Slicing a [*]T many-pointer with a range, mp[lo..hi], yields a slice whose .len (and .ptr) are garbage — iterating it reads out of bounds and segfaults. The identical slice of the underlying ARRAY is correct.

array slice : len=3 s0=5 s2=7          ← a[0..3]      (correct)
manyptr slice: len=4340757212 (want 3) ← mp[0..3]     (garbage)

The compiler ACCEPTS mp[0..hi] (it type-checks as []T) but lowers it wrong. specs.md documents many-pointer indexing (mp[2]) but not slicing; either slicing a many-pointer should build a correct { ptr = mp + lo, len = hi - lo } slice, or it should be a compile error — a silently-garbage slice (which then segfaults on use) is the forbidden silent-wrong outcome.

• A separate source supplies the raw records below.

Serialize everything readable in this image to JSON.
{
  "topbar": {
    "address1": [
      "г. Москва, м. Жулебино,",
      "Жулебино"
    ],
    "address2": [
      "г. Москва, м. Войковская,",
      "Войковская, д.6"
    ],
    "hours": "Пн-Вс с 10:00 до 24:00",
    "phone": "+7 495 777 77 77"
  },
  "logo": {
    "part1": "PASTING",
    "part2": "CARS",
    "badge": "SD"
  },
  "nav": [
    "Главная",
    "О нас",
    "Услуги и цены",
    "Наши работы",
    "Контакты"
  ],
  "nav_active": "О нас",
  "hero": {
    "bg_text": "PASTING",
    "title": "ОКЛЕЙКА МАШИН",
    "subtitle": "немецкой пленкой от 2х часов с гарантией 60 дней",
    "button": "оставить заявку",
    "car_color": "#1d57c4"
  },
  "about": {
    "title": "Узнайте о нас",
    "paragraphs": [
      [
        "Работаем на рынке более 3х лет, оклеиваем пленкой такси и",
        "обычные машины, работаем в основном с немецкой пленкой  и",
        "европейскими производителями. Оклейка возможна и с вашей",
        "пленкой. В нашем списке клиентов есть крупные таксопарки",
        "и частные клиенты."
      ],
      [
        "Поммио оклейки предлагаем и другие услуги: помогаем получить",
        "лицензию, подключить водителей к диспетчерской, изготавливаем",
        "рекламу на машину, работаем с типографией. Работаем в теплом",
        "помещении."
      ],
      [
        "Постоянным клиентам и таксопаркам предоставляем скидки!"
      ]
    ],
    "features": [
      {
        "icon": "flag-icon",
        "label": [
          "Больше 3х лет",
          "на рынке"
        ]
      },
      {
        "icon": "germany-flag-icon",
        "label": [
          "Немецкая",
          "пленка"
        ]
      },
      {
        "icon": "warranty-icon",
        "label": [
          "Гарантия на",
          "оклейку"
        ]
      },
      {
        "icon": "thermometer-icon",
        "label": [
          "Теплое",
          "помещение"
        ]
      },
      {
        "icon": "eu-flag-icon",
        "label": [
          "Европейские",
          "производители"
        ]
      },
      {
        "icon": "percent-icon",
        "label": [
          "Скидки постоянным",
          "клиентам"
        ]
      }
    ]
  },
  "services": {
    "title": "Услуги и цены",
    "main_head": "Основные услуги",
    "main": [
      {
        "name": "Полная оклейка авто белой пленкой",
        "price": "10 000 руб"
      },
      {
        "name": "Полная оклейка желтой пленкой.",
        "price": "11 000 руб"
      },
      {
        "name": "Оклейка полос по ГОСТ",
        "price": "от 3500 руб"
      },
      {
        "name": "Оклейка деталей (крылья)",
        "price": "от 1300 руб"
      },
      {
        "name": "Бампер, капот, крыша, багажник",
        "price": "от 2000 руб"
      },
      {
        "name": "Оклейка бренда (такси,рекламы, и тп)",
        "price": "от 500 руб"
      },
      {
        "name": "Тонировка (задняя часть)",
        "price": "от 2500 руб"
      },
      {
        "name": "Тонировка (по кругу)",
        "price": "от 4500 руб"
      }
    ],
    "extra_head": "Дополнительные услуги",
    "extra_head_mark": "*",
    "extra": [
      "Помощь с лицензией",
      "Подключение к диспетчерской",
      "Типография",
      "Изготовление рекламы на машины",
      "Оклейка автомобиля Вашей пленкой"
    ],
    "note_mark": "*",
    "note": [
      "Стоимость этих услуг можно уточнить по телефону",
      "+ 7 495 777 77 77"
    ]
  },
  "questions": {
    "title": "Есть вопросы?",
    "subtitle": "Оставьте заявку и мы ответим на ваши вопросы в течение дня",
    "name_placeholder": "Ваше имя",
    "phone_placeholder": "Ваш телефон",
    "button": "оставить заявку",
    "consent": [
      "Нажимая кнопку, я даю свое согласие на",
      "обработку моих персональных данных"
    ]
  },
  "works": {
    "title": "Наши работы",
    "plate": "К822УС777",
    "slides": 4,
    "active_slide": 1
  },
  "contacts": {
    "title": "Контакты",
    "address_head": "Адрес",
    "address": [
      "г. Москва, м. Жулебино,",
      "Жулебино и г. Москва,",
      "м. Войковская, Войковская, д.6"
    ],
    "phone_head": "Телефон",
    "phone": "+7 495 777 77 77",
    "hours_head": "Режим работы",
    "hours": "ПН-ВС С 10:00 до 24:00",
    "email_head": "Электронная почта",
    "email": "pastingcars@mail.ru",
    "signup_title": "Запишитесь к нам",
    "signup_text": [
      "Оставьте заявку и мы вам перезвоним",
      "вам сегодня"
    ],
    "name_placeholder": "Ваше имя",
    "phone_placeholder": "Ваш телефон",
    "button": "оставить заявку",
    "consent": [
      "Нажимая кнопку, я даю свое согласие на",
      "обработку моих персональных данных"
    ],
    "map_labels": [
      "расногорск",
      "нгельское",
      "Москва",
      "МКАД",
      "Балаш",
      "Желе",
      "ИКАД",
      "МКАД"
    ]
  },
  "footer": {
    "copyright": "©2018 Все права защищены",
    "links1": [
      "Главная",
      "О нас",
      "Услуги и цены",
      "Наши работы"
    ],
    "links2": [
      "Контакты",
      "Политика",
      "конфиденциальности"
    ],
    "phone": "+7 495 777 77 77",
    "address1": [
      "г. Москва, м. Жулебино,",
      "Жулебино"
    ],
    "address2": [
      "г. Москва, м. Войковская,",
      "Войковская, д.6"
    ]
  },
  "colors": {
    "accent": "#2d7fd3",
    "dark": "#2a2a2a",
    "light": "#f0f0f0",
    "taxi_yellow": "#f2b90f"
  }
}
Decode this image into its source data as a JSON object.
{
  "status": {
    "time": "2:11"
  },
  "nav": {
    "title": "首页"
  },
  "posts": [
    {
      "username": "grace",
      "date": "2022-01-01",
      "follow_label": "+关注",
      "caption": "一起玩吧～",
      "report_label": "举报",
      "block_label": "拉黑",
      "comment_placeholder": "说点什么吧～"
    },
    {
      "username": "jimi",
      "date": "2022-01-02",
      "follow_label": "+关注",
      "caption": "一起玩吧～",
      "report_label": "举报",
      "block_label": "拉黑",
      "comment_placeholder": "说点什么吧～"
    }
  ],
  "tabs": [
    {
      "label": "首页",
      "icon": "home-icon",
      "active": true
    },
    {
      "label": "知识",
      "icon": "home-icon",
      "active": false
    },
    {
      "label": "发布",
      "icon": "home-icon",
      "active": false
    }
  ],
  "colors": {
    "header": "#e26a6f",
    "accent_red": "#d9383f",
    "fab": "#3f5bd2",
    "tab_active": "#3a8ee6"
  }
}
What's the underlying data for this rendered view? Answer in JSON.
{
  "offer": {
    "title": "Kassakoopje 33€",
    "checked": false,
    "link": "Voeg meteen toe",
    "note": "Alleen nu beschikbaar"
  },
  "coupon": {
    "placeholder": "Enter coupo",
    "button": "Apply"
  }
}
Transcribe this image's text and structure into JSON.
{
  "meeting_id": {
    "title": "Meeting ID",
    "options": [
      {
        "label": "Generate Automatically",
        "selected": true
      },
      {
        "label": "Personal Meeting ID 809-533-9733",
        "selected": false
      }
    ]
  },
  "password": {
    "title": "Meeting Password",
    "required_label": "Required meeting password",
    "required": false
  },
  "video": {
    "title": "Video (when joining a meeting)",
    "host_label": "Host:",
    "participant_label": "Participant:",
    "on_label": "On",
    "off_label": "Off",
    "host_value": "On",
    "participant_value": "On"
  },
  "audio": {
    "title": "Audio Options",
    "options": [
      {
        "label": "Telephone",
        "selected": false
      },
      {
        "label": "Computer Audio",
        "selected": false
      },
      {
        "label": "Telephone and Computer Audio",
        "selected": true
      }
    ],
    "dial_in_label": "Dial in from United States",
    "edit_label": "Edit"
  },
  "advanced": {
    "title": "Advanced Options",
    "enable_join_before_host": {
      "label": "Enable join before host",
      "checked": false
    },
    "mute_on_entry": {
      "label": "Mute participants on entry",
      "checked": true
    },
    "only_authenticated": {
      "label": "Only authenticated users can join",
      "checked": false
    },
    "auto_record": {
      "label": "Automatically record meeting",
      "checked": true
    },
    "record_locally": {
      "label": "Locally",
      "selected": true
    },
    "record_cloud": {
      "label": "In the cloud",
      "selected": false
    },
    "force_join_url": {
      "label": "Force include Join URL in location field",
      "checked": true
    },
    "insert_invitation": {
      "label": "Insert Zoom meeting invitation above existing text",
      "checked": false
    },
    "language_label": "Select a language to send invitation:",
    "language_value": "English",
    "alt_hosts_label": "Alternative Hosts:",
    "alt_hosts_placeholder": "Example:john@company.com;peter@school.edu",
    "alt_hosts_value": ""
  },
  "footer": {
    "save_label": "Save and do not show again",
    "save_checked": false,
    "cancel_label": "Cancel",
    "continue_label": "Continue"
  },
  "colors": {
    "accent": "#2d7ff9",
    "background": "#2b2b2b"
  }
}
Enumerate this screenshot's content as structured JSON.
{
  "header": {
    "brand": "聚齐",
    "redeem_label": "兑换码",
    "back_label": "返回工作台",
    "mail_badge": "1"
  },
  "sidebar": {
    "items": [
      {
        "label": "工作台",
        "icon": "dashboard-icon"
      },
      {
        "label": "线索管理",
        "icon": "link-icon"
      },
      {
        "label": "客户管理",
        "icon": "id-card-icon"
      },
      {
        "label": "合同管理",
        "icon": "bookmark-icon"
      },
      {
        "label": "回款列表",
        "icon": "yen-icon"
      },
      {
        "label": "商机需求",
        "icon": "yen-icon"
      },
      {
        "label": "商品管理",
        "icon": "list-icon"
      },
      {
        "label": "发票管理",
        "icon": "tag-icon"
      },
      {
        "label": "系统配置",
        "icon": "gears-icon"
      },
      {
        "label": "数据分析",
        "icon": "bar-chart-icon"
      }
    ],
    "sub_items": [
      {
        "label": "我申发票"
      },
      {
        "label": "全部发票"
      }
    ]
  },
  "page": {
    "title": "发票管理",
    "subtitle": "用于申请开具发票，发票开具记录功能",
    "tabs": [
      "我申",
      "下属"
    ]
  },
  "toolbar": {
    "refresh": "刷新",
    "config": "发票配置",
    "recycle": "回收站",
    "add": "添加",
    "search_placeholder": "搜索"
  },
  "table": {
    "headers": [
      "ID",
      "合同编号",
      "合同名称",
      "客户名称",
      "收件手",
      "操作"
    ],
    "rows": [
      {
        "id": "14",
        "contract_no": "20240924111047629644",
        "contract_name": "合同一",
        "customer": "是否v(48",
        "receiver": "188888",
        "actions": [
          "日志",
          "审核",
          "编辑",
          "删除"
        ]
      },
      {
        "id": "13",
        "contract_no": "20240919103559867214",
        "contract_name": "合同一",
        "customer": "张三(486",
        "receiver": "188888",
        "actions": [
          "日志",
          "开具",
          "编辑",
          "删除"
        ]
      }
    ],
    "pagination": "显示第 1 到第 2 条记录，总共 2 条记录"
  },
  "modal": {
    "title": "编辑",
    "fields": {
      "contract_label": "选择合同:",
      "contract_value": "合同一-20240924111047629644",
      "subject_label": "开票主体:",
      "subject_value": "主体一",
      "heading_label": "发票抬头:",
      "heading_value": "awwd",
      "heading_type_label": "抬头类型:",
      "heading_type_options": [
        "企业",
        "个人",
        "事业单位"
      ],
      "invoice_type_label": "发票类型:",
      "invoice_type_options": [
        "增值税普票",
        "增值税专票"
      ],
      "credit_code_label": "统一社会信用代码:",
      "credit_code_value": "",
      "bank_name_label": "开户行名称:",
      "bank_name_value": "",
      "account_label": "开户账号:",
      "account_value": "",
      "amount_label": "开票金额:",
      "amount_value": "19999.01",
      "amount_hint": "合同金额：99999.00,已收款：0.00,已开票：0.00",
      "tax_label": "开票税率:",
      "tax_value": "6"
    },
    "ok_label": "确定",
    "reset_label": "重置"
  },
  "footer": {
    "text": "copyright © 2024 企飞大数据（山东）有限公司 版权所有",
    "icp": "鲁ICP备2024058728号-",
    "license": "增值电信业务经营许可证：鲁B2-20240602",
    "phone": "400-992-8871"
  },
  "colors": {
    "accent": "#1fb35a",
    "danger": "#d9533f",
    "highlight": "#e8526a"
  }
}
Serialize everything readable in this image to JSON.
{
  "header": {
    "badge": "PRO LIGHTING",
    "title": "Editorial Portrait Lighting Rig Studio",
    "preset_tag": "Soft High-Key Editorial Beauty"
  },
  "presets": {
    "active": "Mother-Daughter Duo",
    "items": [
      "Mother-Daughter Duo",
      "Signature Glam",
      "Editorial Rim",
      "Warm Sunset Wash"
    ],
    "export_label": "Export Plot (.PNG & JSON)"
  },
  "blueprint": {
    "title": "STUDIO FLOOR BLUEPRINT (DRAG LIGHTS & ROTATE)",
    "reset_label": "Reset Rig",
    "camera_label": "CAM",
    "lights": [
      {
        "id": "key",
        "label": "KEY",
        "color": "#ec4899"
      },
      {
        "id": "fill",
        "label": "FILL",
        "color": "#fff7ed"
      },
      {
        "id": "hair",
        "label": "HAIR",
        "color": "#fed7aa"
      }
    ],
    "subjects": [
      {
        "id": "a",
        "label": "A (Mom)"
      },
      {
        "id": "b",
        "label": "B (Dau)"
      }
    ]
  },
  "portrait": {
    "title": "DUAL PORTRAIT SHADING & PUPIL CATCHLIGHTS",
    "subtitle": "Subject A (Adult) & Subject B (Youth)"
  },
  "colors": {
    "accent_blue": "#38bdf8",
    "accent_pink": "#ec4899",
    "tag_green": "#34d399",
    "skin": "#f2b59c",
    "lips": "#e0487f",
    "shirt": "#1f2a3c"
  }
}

Practical impact: for xs.items[0..xs.len] (e) over a List crashes, so a List cannot be iterated with a for loop; every consumer uses the while i < xs.len { ... xs.items[i] ... } index loop instead.

Reproduction

#import "modules/std.sx";
main :: () -> i64 {
    a : [4]i64 = .[5, 6, 7, 8];
    sa : []i64 = a[0..3];        // correct: len=3
    print("array : {}\n", sa.len);
    mp : [*]i64 = xx @a[0];
    sm : []i64 = mp[0..3];       // BUG: garbage len
    print("manyptr: {}\n", sm.len);
    return 0;
}

(repro: issues/0159-many-pointer-slice-garbage-len.sx. The garbage value is uninitialized memory, so it varies per run — the bug is that it is NOT 3.)

Investigation prompt

Slicing a [*]T many-pointer with a range (mp[lo..hi]) produces a slice with a garbage .len/.ptr, whereas slicing an array (a[lo..hi]) is correct. Repro: issues/0159-many-pointer-slice-garbage-len.sx.

Trace the slice-expression lowering (src/ir/lower/ — the range-index / slice_expr arm; grep for where a[lo..hi] builds a { ptr, len } slice aggregate). The array path computes len = hi - lo and ptr = &base[lo] correctly; the many-pointer base falls through to a path that reads a bogus length (likely it assumes the base is an array/slice with a known bound, or reuses an uninitialized slot). Decide the intended semantics from specs.md (§Pointer Types — many-pointer; slicing a many-pointer is currently unspecified): if mp[lo..hi] is supported, build { ptr = mp + lo, len = hi - lo } (the user-supplied hi/lo ARE the bounds — no length is read from the unbounded pointer); if it is NOT supported, emit a diagnostic at the lowering site ("cannot slice a many-pointer [*]T with an open length; …") rather than producing a garbage slice. Verify: sx run the repro — expect manyptr: 3 (if supported) or a clean compile error, never a garbage length / segfault. Then promote the repro to a regression under examples/.